Of course he wouldn’t. Cal is a burner, a controller of flame, and nothing weakens him more than water. It makes him helpless, powerless, everything he’s been taught to hate, fear, and fight. I remember him in the arena, how he almost died. Trapped by Lord Osanos, surrounded by a floating orb of water even he could not burn away. It must have felt like a coffin, a watery grave.

I wonder if he thinks of it too, if the memory makes the quiet stream look more like a churning, endless ocean.

My first instinct is to swim back, to help him across with my own two hands, but that would send Kilorn into a laughing fit even Cal wouldn’t be able to stomach. And a brawl in the middle of the woods is the last thing we need.

“In through the nose, Cal.” When he looks up, our eyes locking across the stream, I give him a tiny, supporting nod. Out through the mouth. It’s just his own advice repeated back, but it soothes him all the same.

He takes another step forward, then another and another, chest heaving with each steadying breath. And then he’s swimming, paddling across the stream like a massive dog. Kilorn shakes with silent laughter, one hand over his mouth. I toss a few stones his way. It shuts him up long enough for Cal to reach the shallows again, and he eagerly sprints out of the water. A bit of steam rises from his skin, driven by the heat of his own embarrassment.

“S’cold,” he mumbles, shaking his head so he doesn’t have to look at us. His black hair sticks, plastered to one side of his silver-flushed face. Without thought, I brush it away, smoothing his hair back into a more dignified style. He holds my gaze all the while, looking pleasantly surprised by the action.

Then it’s my turn to blush. We said no distractions.

“Don’t tell me you’re afraid of water too?” Kilorn calls across the stream, his voice too loud and gruff. Farley only laughs in reply, grabbing my brother’s wrist. A split second later, they stand next to us, smirking and dry.

They jumped. Of course.

Shade scoffs, squeezing my tail of wet hair. “Idiots,” he says kindly.

But for the crutch, I’d push him squarely into the stream.

My hair has almost dried by the time we reach the rise above Coraunt. Clouds roll in, covering the moon and stars, but the lights of the village are enough to see by.

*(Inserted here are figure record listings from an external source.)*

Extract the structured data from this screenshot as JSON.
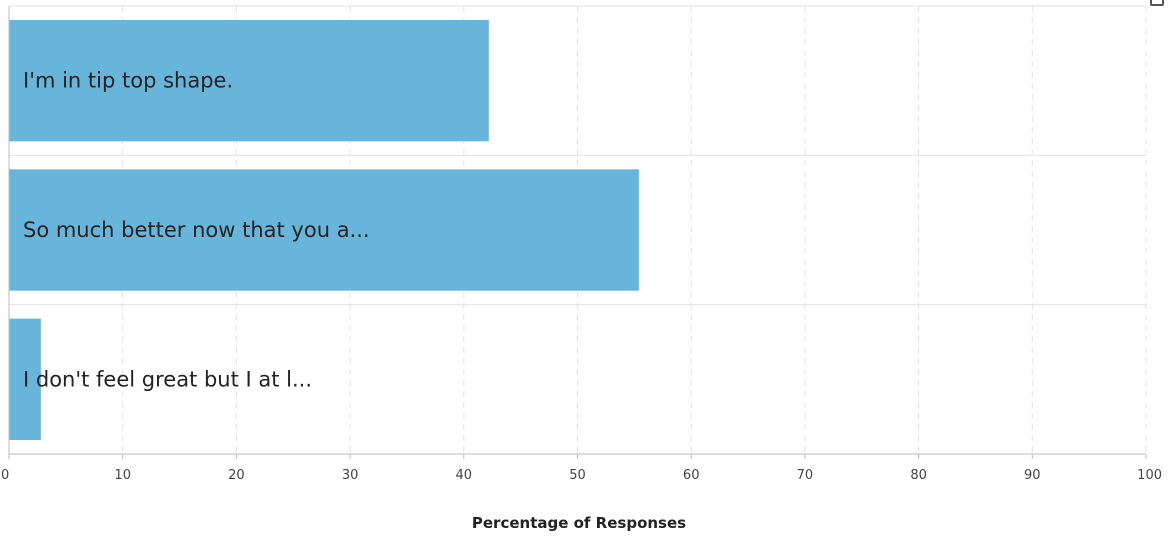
{
  "chart_data": {
    "type": "bar",
    "orientation": "horizontal",
    "categories": [
      "I'm in tip top shape.",
      "So much better now that you a...",
      "I don't feel great but I at l..."
    ],
    "values": [
      42.2,
      55.4,
      2.8
    ],
    "xlabel": "Percentage of Responses",
    "ylabel": "",
    "xlim": [
      0,
      100
    ],
    "xticks": [
      "0",
      "10",
      "20",
      "30",
      "40",
      "50",
      "60",
      "70",
      "80",
      "90",
      "100"
    ],
    "grid": true,
    "colors": {
      "bar": "#68b5db",
      "grid": "#e2e2e2",
      "axis": "#bbbbbb"
    }
  },
  "icons": {
    "corner": "expand-icon"
  }
}
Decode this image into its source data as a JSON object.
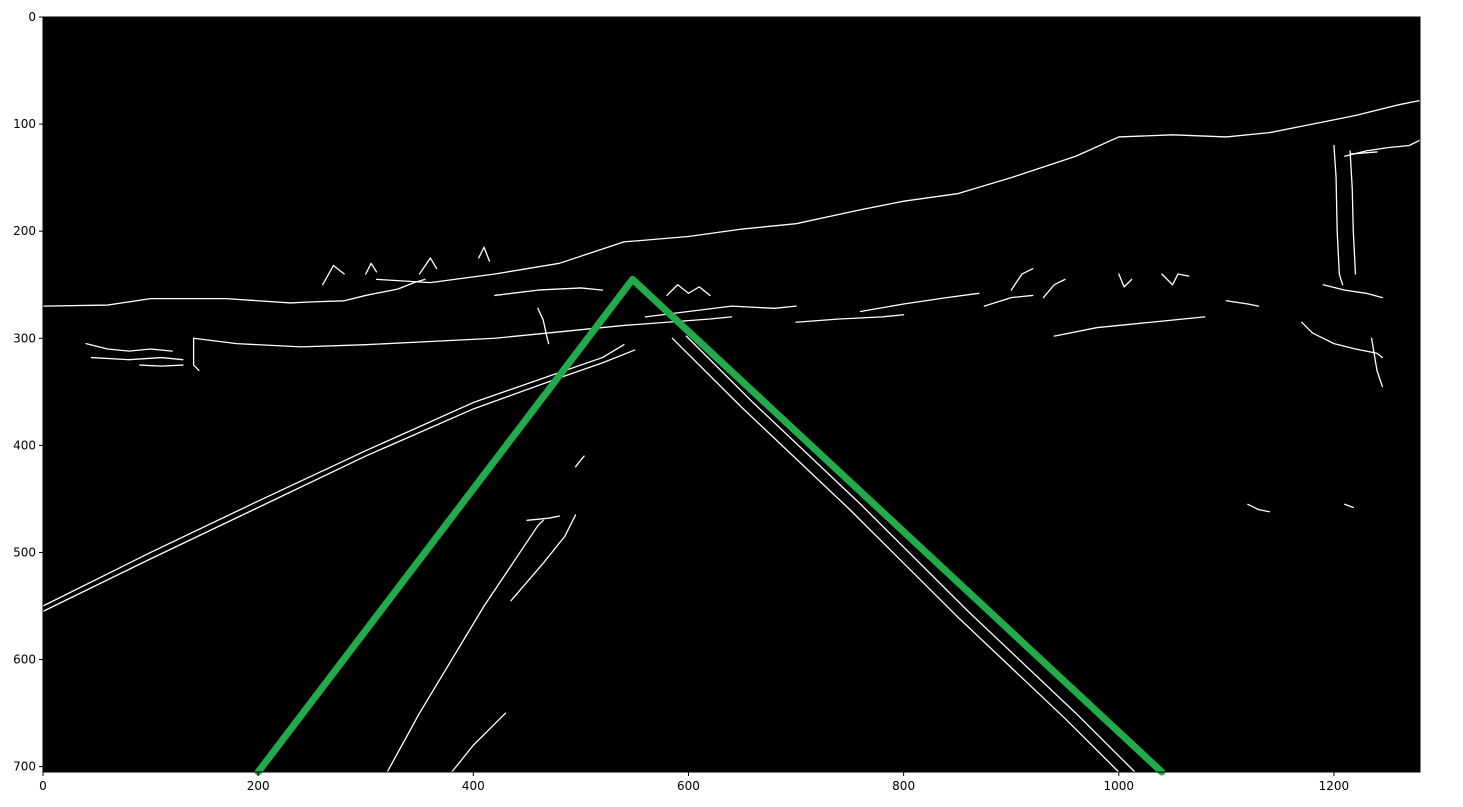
{
  "figure": {
    "image_description_free": true,
    "background": "#000000",
    "edge_color": "#ffffff",
    "roi_color": "#22ab4b"
  },
  "chart_data": {
    "type": "image",
    "xlim": [
      0,
      1280
    ],
    "ylim": [
      705,
      0
    ],
    "x_ticks": [
      0,
      200,
      400,
      600,
      800,
      1000,
      1200
    ],
    "y_ticks": [
      0,
      100,
      200,
      300,
      400,
      500,
      600,
      700
    ],
    "x_tick_labels": [
      "0",
      "200",
      "400",
      "600",
      "800",
      "1000",
      "1200"
    ],
    "y_tick_labels": [
      "0",
      "100",
      "200",
      "300",
      "400",
      "500",
      "600",
      "700"
    ],
    "roi_polyline": [
      [
        200,
        705
      ],
      [
        548,
        245
      ],
      [
        1040,
        705
      ]
    ],
    "edges": [
      [
        [
          0,
          270
        ],
        [
          60,
          269
        ],
        [
          100,
          263
        ],
        [
          170,
          263
        ],
        [
          230,
          267
        ],
        [
          250,
          266
        ],
        [
          280,
          265
        ],
        [
          300,
          260
        ],
        [
          310,
          258
        ],
        [
          330,
          254
        ],
        [
          345,
          248
        ],
        [
          355,
          245
        ]
      ],
      [
        [
          0,
          550
        ],
        [
          100,
          500
        ],
        [
          200,
          452
        ],
        [
          300,
          405
        ],
        [
          400,
          360
        ],
        [
          480,
          332
        ],
        [
          520,
          318
        ],
        [
          540,
          306
        ]
      ],
      [
        [
          0,
          555
        ],
        [
          100,
          506
        ],
        [
          200,
          458
        ],
        [
          300,
          410
        ],
        [
          400,
          366
        ],
        [
          480,
          337
        ],
        [
          520,
          323
        ],
        [
          550,
          311
        ]
      ],
      [
        [
          585,
          300
        ],
        [
          650,
          365
        ],
        [
          750,
          460
        ],
        [
          850,
          560
        ],
        [
          950,
          655
        ],
        [
          1000,
          705
        ]
      ],
      [
        [
          598,
          298
        ],
        [
          660,
          360
        ],
        [
          760,
          455
        ],
        [
          860,
          555
        ],
        [
          960,
          650
        ],
        [
          1015,
          705
        ]
      ],
      [
        [
          320,
          705
        ],
        [
          350,
          650
        ],
        [
          380,
          600
        ],
        [
          410,
          550
        ],
        [
          440,
          505
        ],
        [
          460,
          475
        ],
        [
          465,
          470
        ]
      ],
      [
        [
          435,
          545
        ],
        [
          465,
          510
        ],
        [
          485,
          485
        ],
        [
          495,
          465
        ]
      ],
      [
        [
          380,
          705
        ],
        [
          400,
          680
        ],
        [
          420,
          660
        ],
        [
          430,
          650
        ]
      ],
      [
        [
          495,
          420
        ],
        [
          503,
          410
        ]
      ],
      [
        [
          310,
          245
        ],
        [
          360,
          248
        ],
        [
          420,
          240
        ],
        [
          480,
          230
        ],
        [
          540,
          210
        ],
        [
          600,
          205
        ],
        [
          650,
          198
        ],
        [
          700,
          193
        ],
        [
          760,
          180
        ],
        [
          800,
          172
        ],
        [
          850,
          165
        ],
        [
          900,
          150
        ],
        [
          960,
          130
        ],
        [
          1000,
          112
        ],
        [
          1050,
          110
        ],
        [
          1100,
          112
        ],
        [
          1140,
          108
        ],
        [
          1180,
          100
        ],
        [
          1220,
          92
        ],
        [
          1260,
          82
        ],
        [
          1280,
          78
        ]
      ],
      [
        [
          1280,
          115
        ],
        [
          1270,
          120
        ],
        [
          1250,
          122
        ],
        [
          1230,
          125
        ],
        [
          1210,
          130
        ]
      ],
      [
        [
          1200,
          120
        ],
        [
          1202,
          150
        ],
        [
          1203,
          200
        ],
        [
          1205,
          240
        ],
        [
          1208,
          250
        ]
      ],
      [
        [
          1215,
          125
        ],
        [
          1217,
          160
        ],
        [
          1218,
          200
        ],
        [
          1220,
          240
        ]
      ],
      [
        [
          1215,
          128
        ],
        [
          1240,
          126
        ]
      ],
      [
        [
          140,
          300
        ],
        [
          180,
          305
        ],
        [
          240,
          308
        ],
        [
          300,
          306
        ],
        [
          360,
          303
        ],
        [
          420,
          300
        ],
        [
          470,
          295
        ],
        [
          500,
          292
        ],
        [
          540,
          288
        ],
        [
          580,
          285
        ],
        [
          620,
          282
        ],
        [
          640,
          280
        ]
      ],
      [
        [
          140,
          300
        ],
        [
          140,
          325
        ],
        [
          145,
          330
        ]
      ],
      [
        [
          40,
          305
        ],
        [
          60,
          310
        ],
        [
          80,
          312
        ],
        [
          100,
          310
        ],
        [
          120,
          312
        ]
      ],
      [
        [
          45,
          318
        ],
        [
          80,
          320
        ],
        [
          110,
          318
        ],
        [
          130,
          320
        ]
      ],
      [
        [
          90,
          325
        ],
        [
          110,
          326
        ],
        [
          130,
          325
        ]
      ],
      [
        [
          420,
          260
        ],
        [
          460,
          255
        ],
        [
          500,
          253
        ],
        [
          520,
          255
        ]
      ],
      [
        [
          460,
          272
        ],
        [
          465,
          283
        ],
        [
          468,
          297
        ],
        [
          470,
          305
        ]
      ],
      [
        [
          560,
          280
        ],
        [
          600,
          275
        ],
        [
          640,
          270
        ],
        [
          680,
          272
        ],
        [
          700,
          270
        ]
      ],
      [
        [
          700,
          285
        ],
        [
          740,
          282
        ],
        [
          780,
          280
        ],
        [
          800,
          278
        ]
      ],
      [
        [
          760,
          275
        ],
        [
          800,
          268
        ],
        [
          840,
          262
        ],
        [
          870,
          258
        ]
      ],
      [
        [
          875,
          270
        ],
        [
          900,
          262
        ],
        [
          920,
          260
        ]
      ],
      [
        [
          940,
          298
        ],
        [
          980,
          290
        ],
        [
          1030,
          285
        ],
        [
          1060,
          282
        ],
        [
          1080,
          280
        ]
      ],
      [
        [
          1100,
          265
        ],
        [
          1120,
          268
        ],
        [
          1130,
          270
        ]
      ],
      [
        [
          1190,
          250
        ],
        [
          1210,
          255
        ],
        [
          1230,
          258
        ],
        [
          1245,
          262
        ]
      ],
      [
        [
          1170,
          285
        ],
        [
          1180,
          295
        ],
        [
          1200,
          305
        ],
        [
          1220,
          310
        ],
        [
          1240,
          314
        ],
        [
          1245,
          318
        ]
      ],
      [
        [
          1235,
          300
        ],
        [
          1240,
          330
        ],
        [
          1245,
          345
        ]
      ],
      [
        [
          1120,
          455
        ],
        [
          1130,
          460
        ],
        [
          1140,
          462
        ]
      ],
      [
        [
          1210,
          455
        ],
        [
          1218,
          458
        ]
      ],
      [
        [
          450,
          470
        ],
        [
          470,
          468
        ],
        [
          480,
          466
        ]
      ],
      [
        [
          900,
          255
        ],
        [
          910,
          240
        ],
        [
          920,
          235
        ]
      ],
      [
        [
          930,
          262
        ],
        [
          940,
          250
        ],
        [
          950,
          245
        ]
      ],
      [
        [
          260,
          250
        ],
        [
          270,
          232
        ],
        [
          280,
          240
        ]
      ],
      [
        [
          300,
          240
        ],
        [
          305,
          230
        ],
        [
          310,
          238
        ]
      ],
      [
        [
          350,
          240
        ],
        [
          360,
          225
        ],
        [
          366,
          235
        ]
      ],
      [
        [
          405,
          225
        ],
        [
          410,
          215
        ],
        [
          415,
          228
        ]
      ],
      [
        [
          580,
          260
        ],
        [
          590,
          250
        ],
        [
          600,
          258
        ],
        [
          610,
          252
        ],
        [
          620,
          260
        ]
      ],
      [
        [
          1000,
          240
        ],
        [
          1005,
          252
        ],
        [
          1012,
          245
        ]
      ],
      [
        [
          1040,
          240
        ],
        [
          1050,
          250
        ],
        [
          1055,
          240
        ],
        [
          1065,
          242
        ]
      ]
    ]
  }
}
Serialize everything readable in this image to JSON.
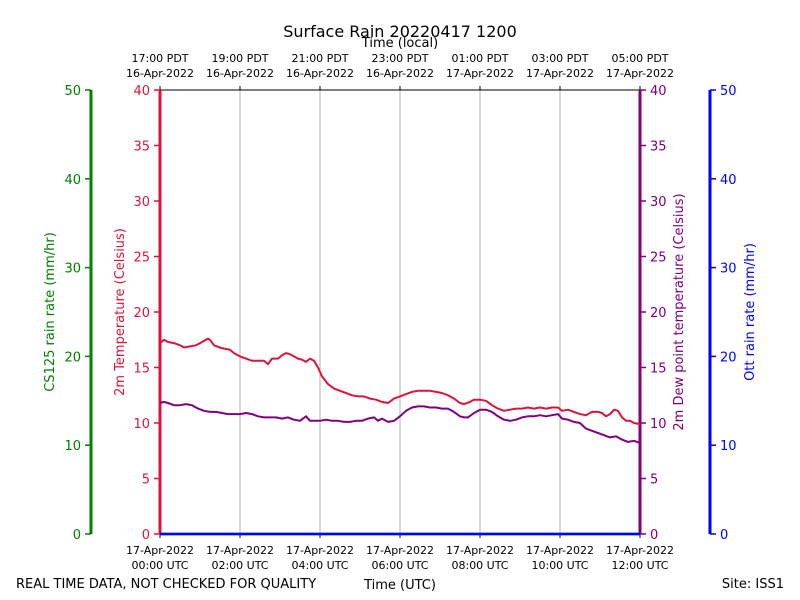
{
  "chart_data": {
    "type": "line",
    "title": "Surface Rain 20220417 1200",
    "footer_left": "REAL TIME DATA, NOT CHECKED FOR QUALITY",
    "footer_right": "Site: ISS1",
    "x_axis_bottom": {
      "label": "Time (UTC)",
      "range_hours": [
        0,
        12
      ],
      "ticks": [
        {
          "hour": 0,
          "line1": "17-Apr-2022",
          "line2": "00:00 UTC"
        },
        {
          "hour": 2,
          "line1": "17-Apr-2022",
          "line2": "02:00 UTC"
        },
        {
          "hour": 4,
          "line1": "17-Apr-2022",
          "line2": "04:00 UTC"
        },
        {
          "hour": 6,
          "line1": "17-Apr-2022",
          "line2": "06:00 UTC"
        },
        {
          "hour": 8,
          "line1": "17-Apr-2022",
          "line2": "08:00 UTC"
        },
        {
          "hour": 10,
          "line1": "17-Apr-2022",
          "line2": "10:00 UTC"
        },
        {
          "hour": 12,
          "line1": "17-Apr-2022",
          "line2": "12:00 UTC"
        }
      ]
    },
    "x_axis_top": {
      "label": "Time (local)",
      "ticks": [
        {
          "hour": 0,
          "line1": "17:00 PDT",
          "line2": "16-Apr-2022"
        },
        {
          "hour": 2,
          "line1": "19:00 PDT",
          "line2": "16-Apr-2022"
        },
        {
          "hour": 4,
          "line1": "21:00 PDT",
          "line2": "16-Apr-2022"
        },
        {
          "hour": 6,
          "line1": "23:00 PDT",
          "line2": "16-Apr-2022"
        },
        {
          "hour": 8,
          "line1": "01:00 PDT",
          "line2": "17-Apr-2022"
        },
        {
          "hour": 10,
          "line1": "03:00 PDT",
          "line2": "17-Apr-2022"
        },
        {
          "hour": 12,
          "line1": "05:00 PDT",
          "line2": "17-Apr-2022"
        }
      ]
    },
    "y_axes": [
      {
        "id": "cs125",
        "label": "CS125 rain rate (mm/hr)",
        "color": "#008000",
        "ylim": [
          0,
          50
        ],
        "ticks": [
          0,
          10,
          20,
          30,
          40,
          50
        ],
        "side": "far-left"
      },
      {
        "id": "temp",
        "label": "2m Temperature (Celsius)",
        "color": "#dc143c",
        "ylim": [
          0,
          40
        ],
        "ticks": [
          0,
          5,
          10,
          15,
          20,
          25,
          30,
          35,
          40
        ],
        "side": "left"
      },
      {
        "id": "dew",
        "label": "2m Dew point temperature (Celsius)",
        "color": "#800080",
        "ylim": [
          0,
          40
        ],
        "ticks": [
          0,
          5,
          10,
          15,
          20,
          25,
          30,
          35,
          40
        ],
        "side": "right"
      },
      {
        "id": "ott",
        "label": "Ott rain rate (mm/hr)",
        "color": "#0000ff",
        "ylim": [
          0,
          50
        ],
        "ticks": [
          0,
          10,
          20,
          30,
          40,
          50
        ],
        "side": "far-right"
      }
    ],
    "grid": "vertical",
    "series": [
      {
        "name": "2m Temperature",
        "axis": "temp",
        "color": "#dc143c",
        "x_hours": [
          0,
          0.1,
          0.2,
          0.35,
          0.5,
          0.6,
          0.75,
          0.9,
          1.0,
          1.1,
          1.2,
          1.25,
          1.35,
          1.5,
          1.6,
          1.75,
          1.85,
          2.0,
          2.15,
          2.3,
          2.45,
          2.55,
          2.6,
          2.7,
          2.8,
          2.95,
          3.05,
          3.15,
          3.25,
          3.35,
          3.45,
          3.55,
          3.65,
          3.75,
          3.85,
          3.95,
          4.05,
          4.2,
          4.35,
          4.5,
          4.65,
          4.8,
          4.95,
          5.1,
          5.25,
          5.4,
          5.55,
          5.7,
          5.85,
          6.0,
          6.15,
          6.3,
          6.45,
          6.6,
          6.75,
          6.9,
          7.05,
          7.2,
          7.35,
          7.5,
          7.6,
          7.75,
          7.85,
          8.0,
          8.15,
          8.3,
          8.45,
          8.6,
          8.75,
          8.9,
          9.05,
          9.2,
          9.35,
          9.5,
          9.65,
          9.8,
          9.95,
          10.05,
          10.2,
          10.35,
          10.5,
          10.65,
          10.8,
          10.95,
          11.05,
          11.15,
          11.25,
          11.35,
          11.45,
          11.55,
          11.65,
          11.75,
          11.85,
          12.0
        ],
        "values": [
          17.2,
          17.5,
          17.3,
          17.2,
          17.0,
          16.8,
          16.9,
          17.0,
          17.2,
          17.4,
          17.6,
          17.5,
          17.0,
          16.8,
          16.7,
          16.6,
          16.3,
          16.0,
          15.8,
          15.6,
          15.6,
          15.6,
          15.6,
          15.3,
          15.8,
          15.8,
          16.1,
          16.3,
          16.2,
          16.0,
          15.8,
          15.7,
          15.5,
          15.8,
          15.6,
          15.0,
          14.2,
          13.5,
          13.1,
          12.9,
          12.7,
          12.5,
          12.4,
          12.4,
          12.2,
          12.1,
          11.9,
          11.8,
          12.2,
          12.4,
          12.6,
          12.8,
          12.9,
          12.9,
          12.9,
          12.8,
          12.7,
          12.5,
          12.2,
          11.8,
          11.7,
          11.9,
          12.1,
          12.1,
          12.0,
          11.6,
          11.3,
          11.1,
          11.2,
          11.3,
          11.3,
          11.4,
          11.3,
          11.4,
          11.3,
          11.4,
          11.4,
          11.1,
          11.2,
          11.0,
          10.8,
          10.7,
          11.0,
          11.0,
          10.9,
          10.6,
          10.8,
          11.2,
          11.1,
          10.5,
          10.2,
          10.2,
          10.0,
          9.9
        ]
      },
      {
        "name": "2m Dew point temperature",
        "axis": "dew",
        "color": "#800080",
        "x_hours": [
          0,
          0.1,
          0.2,
          0.35,
          0.5,
          0.65,
          0.8,
          0.95,
          1.1,
          1.25,
          1.4,
          1.55,
          1.7,
          1.85,
          2.0,
          2.15,
          2.3,
          2.45,
          2.6,
          2.75,
          2.9,
          3.05,
          3.2,
          3.35,
          3.5,
          3.65,
          3.75,
          3.85,
          4.0,
          4.15,
          4.3,
          4.45,
          4.6,
          4.75,
          4.9,
          5.05,
          5.2,
          5.35,
          5.45,
          5.55,
          5.7,
          5.85,
          6.0,
          6.15,
          6.3,
          6.45,
          6.6,
          6.75,
          6.9,
          7.05,
          7.2,
          7.35,
          7.5,
          7.6,
          7.7,
          7.85,
          8.0,
          8.15,
          8.3,
          8.45,
          8.6,
          8.75,
          8.9,
          9.05,
          9.2,
          9.35,
          9.5,
          9.65,
          9.8,
          9.95,
          10.05,
          10.2,
          10.35,
          10.5,
          10.65,
          10.8,
          10.95,
          11.1,
          11.25,
          11.4,
          11.55,
          11.7,
          11.85,
          12.0
        ],
        "values": [
          11.8,
          11.9,
          11.8,
          11.6,
          11.6,
          11.7,
          11.6,
          11.3,
          11.1,
          11.0,
          11.0,
          10.9,
          10.8,
          10.8,
          10.8,
          10.9,
          10.8,
          10.6,
          10.5,
          10.5,
          10.5,
          10.4,
          10.5,
          10.3,
          10.2,
          10.6,
          10.2,
          10.2,
          10.2,
          10.3,
          10.2,
          10.2,
          10.1,
          10.1,
          10.2,
          10.2,
          10.4,
          10.5,
          10.2,
          10.4,
          10.1,
          10.2,
          10.6,
          11.1,
          11.4,
          11.5,
          11.5,
          11.4,
          11.4,
          11.3,
          11.3,
          11.0,
          10.6,
          10.5,
          10.5,
          10.9,
          11.2,
          11.2,
          11.0,
          10.6,
          10.3,
          10.2,
          10.3,
          10.5,
          10.6,
          10.6,
          10.7,
          10.6,
          10.7,
          10.8,
          10.4,
          10.3,
          10.1,
          10.0,
          9.5,
          9.3,
          9.1,
          8.9,
          8.7,
          8.8,
          8.5,
          8.3,
          8.4,
          8.2
        ]
      },
      {
        "name": "CS125 rain rate",
        "axis": "cs125",
        "color": "#008000",
        "x_hours": [
          0,
          12
        ],
        "values": [
          0,
          0
        ]
      },
      {
        "name": "Ott rain rate",
        "axis": "ott",
        "color": "#0000ff",
        "x_hours": [
          0,
          12
        ],
        "values": [
          0,
          0
        ]
      }
    ]
  }
}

From our vantage point, Coraunt looks like the Stilts, built at the mouth of the Regent’s River, centered on a crossroads. One, neatly paved and slightly raised above the salt marsh, is clearly the Port Road. The other runs east to west, and turns into a packed dirt road beyond the village. A watchtower on the riverbank points toward the sky, its crown illuminated by a revolving beacon of light. I flinch when it passes over us.

“Think he’s down there?” Kilorn breathes, meaning Nix. He eyes the number of squat houses below, huddled in the shadow of the watchtower.